Techniques about dealing with non-response
Only if the cause of the missing observation is truly random, we might still assume that we are able to produce valid estimations for the entire population – just with a somewhat smaller sample size. If the cause is systematic, we might introduce a serious systematic error. In the sampling literature, some techniques are proposed as to how to deal with such missing observations (a good summarizing reference is McRoberts 2003):
- Ignoring the plots with missing observations: the sample size precision decrease (because of smaller n): one pretends for the analysis that those plots with missing observations have not been selected at all. According to available additional information, one assigns the plots to different strata and proceeds with the “ignoring” technique per strata, thus possibly reducing the negative effect, at least for some strata.

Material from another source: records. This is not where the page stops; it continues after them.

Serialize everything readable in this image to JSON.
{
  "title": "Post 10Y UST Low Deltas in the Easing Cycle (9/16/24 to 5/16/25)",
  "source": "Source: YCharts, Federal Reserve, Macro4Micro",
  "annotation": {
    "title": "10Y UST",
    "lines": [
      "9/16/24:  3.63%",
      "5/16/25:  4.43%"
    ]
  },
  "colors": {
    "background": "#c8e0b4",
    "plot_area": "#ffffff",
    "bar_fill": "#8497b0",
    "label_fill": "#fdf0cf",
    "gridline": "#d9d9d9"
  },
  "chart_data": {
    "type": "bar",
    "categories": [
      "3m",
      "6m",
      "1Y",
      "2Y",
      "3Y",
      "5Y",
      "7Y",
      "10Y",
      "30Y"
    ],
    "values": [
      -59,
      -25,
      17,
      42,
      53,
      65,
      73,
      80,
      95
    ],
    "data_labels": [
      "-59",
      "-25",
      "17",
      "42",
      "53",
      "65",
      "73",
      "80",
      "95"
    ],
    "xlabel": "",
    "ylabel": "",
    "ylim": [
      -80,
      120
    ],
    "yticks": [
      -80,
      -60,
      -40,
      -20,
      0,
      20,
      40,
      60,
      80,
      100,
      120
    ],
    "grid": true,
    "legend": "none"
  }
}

- Replacement with previous plot observations: replacing the missing plot observations with the observations of the same plot from the previous inventory assuming, obviously, that the plot value is much larger than the changes. Changes are actually not taken into account then; therefore this method is recommendable only for relatively short re-measurement periods.
*Replacement with (strata) means: a first such approach is that the missing plot observations are replaced with a mean value either the overall mean or the stratum means if some stratification was done. This will bias the variance downwards.
The second approach is similar to the first approach but a residual randomly generated from a N(0,\(\sigma\)) distribution is added where \(\sigma\) is the standard deviation for the set of observed plots (overall or in the corresponding stratum). Because of the random component, the result is not unique. By adding this “random noise” to the mean value we reduce or eliminate the downward bias of the variance estimator.
*Replacement with model predictions: A linear regression is established to model the relationship between previous and current observations (for observed plots). For all missing plots (overall or per stratum) the values are determined from this regression model. As a regression is a sort of “moving average” this will again likely bias the variance downwards.
Similarly to the previous approach, we can add a residual randomly generated from a N(0,\(\sigma\)) distribution where \(\sigma\) is the residual standard deviation obtained from fitting the regression model (overall or in the corresponding stratum).
*Replacement with imputations: Nearest neighbor technique – one searches the pool of observed plots for the plots that are most similar to the specific missing plot in terms of known characteristics of that plot. From the m most similar plots the mean value of the desired variables are calculated and used for the missing plot observations. That obviously implies that it is required that there is at least some information about the missing plot.
More detailed comparison of using these approaches to mitigate effect of missing observations is discussed in McRoberts(2003).